Adam Szymanski presents “Composing Peace through the Ecosophic Aesthetic of Apichatpong Weerasethaku
One of the final panels of day one of SCMS, “The Care for Opacity in East Asian Cinema,” was comprised of a group of four Montreal-based scholars: Erik Bordeleau (Concordia University), Dr. Sivestra Mariniello (Université de Montreal), Suzanne Beth (Université de Montreal) and Adam Syzmanski (Concordia University). Both Syzmanski and Bordeleau work with Concordia University’s Sense Lab. Bordeleau, the chair of the panel, started by conducting a cosmopolitical reading of Tsai Ming-Liang’s installations in his paper titled, “Tsai Ming-Liang and the Cosmopolitical Slowing Down of the Soul.” This included a fascinating discussion of Tsai’s collection of old chairs found in Taiwan, and their virtual oil painted counterparts.
Adam Syzmanski presented a paper titled “Composing Peace through the Ecosophic Aesthetic of Apichatpong Weerasethakul’s Uncle Boonmee Who Can Recall His Past Lives.” Apichatpong Weerasethakul is a media media artist, working with film, photography, and installation. Syzmanski explained that the Thai filmmaker’s working through the legacy of anti-communist killings comes from a collective melancholy and a need to bring back disappeared, historically repressed peoples. Uncle Boonmee Who Can Recall His Past Lives presents the jungle as a site of alterity. Syzmanski employed Deleuze and Guattari’s concept of the ‘ecosophic’ as a means of responding the ecologies in the film world, which registers various life forms. He explained that ecosophy is the “practice of doing through artistic expression and aesthetic composition.”
Syzmanski, in a close textual analysis of the ‘veranda scene‘ from the film, used the concept ‘découpage’ to understand the arrangement of the shots that are driven by ghosts, far-off sounds and animals. He argued this arrangement is irrational to the human subject. Szymanski briefly discussed the ‘Wellesian’ use of découpage and shooting in depth; the character action is multiplied with each plane in focus. The cutaway shots in Uncle Boonmee break away from an anthropocentric structure. The event of dinnertime is the locus for the emergence of difference. The entrance of Boonsong, Boonmee’s deceased son, as a monkey ghost brings forth the past as an ecological factor and makes felt the activity and agency of the surrounding environment. Ecology, Syzmanski argued, is felt through the découpage. An emphasis was made on the collective recollection of the past, as it does not only belong to Boonsong. To conclude, he explained that the presence of the repressed composes with the reality of the present and the remnants of the past are made present.
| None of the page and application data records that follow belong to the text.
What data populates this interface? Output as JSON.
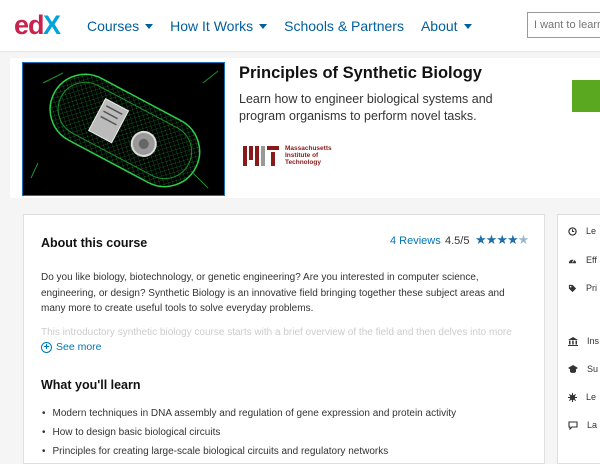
{
  "header": {
    "logo": {
      "text": "edX",
      "color_e": "#c8224f",
      "color_x": "#02a2dc"
    },
    "nav": [
      {
        "label": "Courses",
        "has_caret": true
      },
      {
        "label": "How It Works",
        "has_caret": true
      },
      {
        "label": "Schools & Partners",
        "has_caret": false
      },
      {
        "label": "About",
        "has_caret": true
      }
    ],
    "search_placeholder": "I want to learn ab"
  },
  "course": {
    "title": "Principles of Synthetic Biology",
    "subtitle": "Learn how to engineer biological systems and program organisms to perform novel tasks.",
    "school": {
      "line1": "Massachusetts",
      "line2": "Institute of",
      "line3": "Technology"
    },
    "enroll_button_color": "#5aa81f"
  },
  "about": {
    "title": "About this course",
    "reviews_label": "4 Reviews",
    "rating": "4.5/5",
    "stars": 4.5,
    "description": "Do you like biology, biotechnology, or genetic engineering? Are you interested in computer science, engineering, or design? Synthetic Biology is an innovative field bringing together these subject areas and many more to create useful tools to solve everyday problems.",
    "description_faded": "This introductory synthetic biology course starts with a brief overview of the field and then delves into more",
    "see_more": "See more"
  },
  "learn": {
    "title": "What you'll learn",
    "items": [
      "Modern techniques in DNA assembly and regulation of gene expression and protein activity",
      "How to design basic biological circuits",
      "Principles for creating large-scale biological circuits and regulatory networks"
    ]
  },
  "sidebar": {
    "items": [
      {
        "icon": "clock-icon",
        "label": "Le"
      },
      {
        "icon": "gauge-icon",
        "label": "Eff"
      },
      {
        "icon": "tag-icon",
        "label": "Pri"
      },
      {
        "icon": "institution-icon",
        "label": "Ins"
      },
      {
        "icon": "subject-icon",
        "label": "Su"
      },
      {
        "icon": "level-icon",
        "label": "Le"
      },
      {
        "icon": "language-icon",
        "label": "La"
      }
    ]
  },
  "colors": {
    "link": "#0075b4",
    "nav": "#00609c",
    "star": "#1f6ea8"
  }
}
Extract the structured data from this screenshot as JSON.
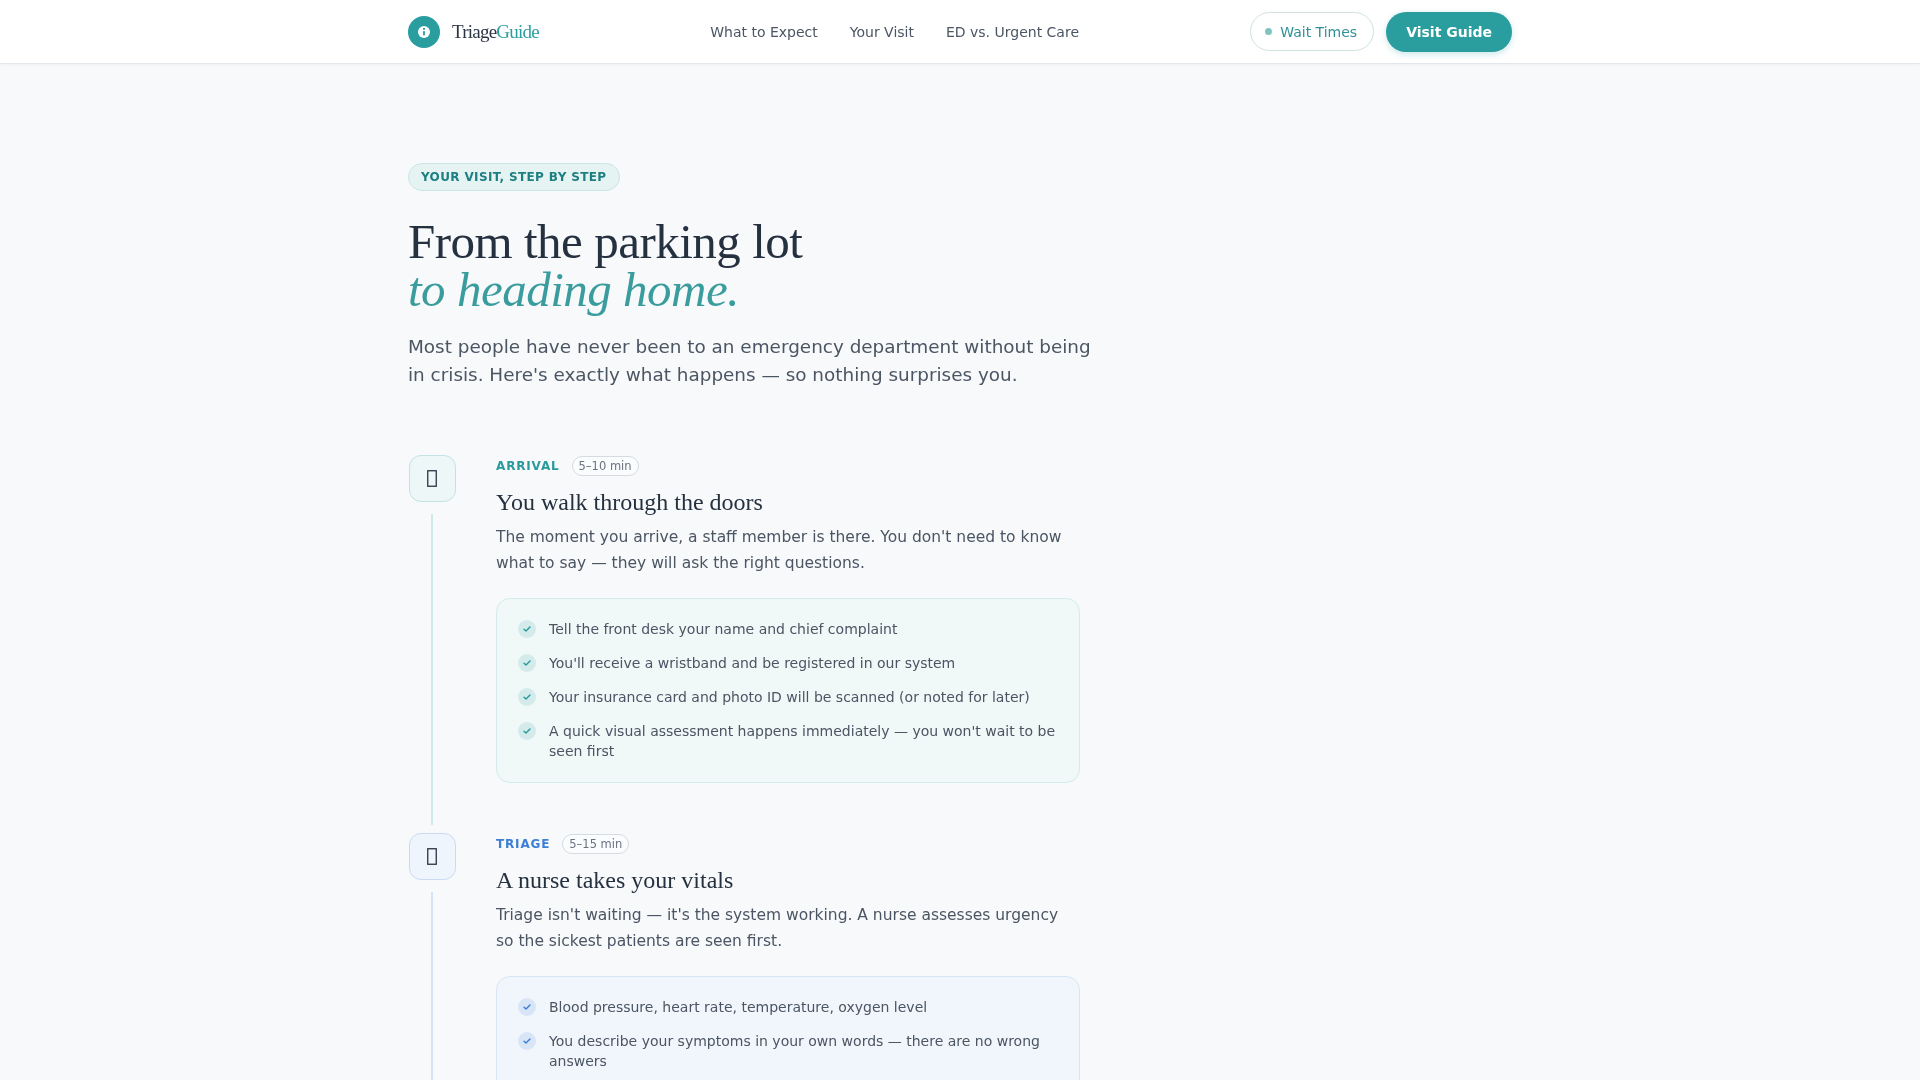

Suzanne Beth followed Syzmanski’s presentation with a discussion of communion scenes within Ozu’s films. Her paper titled, “Ending Ozu’s Films: Bodies Standing for an Explanation” investigated moments of two characters standing or sitting side-by-side. The respondent, Dr. Silvestra Mariniello, was struck by the similarity of the questioning in each of their papers, and their preoccupation with of finding resistance in film against institutionalized violence and power. She also wondered if they could access these same kind of discussions of time outside of East Asian cinema. Szymanski, in response to this, suggested that what these three directors have in common is their relationship to global art cinema and the festival circuit, and their somewhat removed position within their own national cinemas.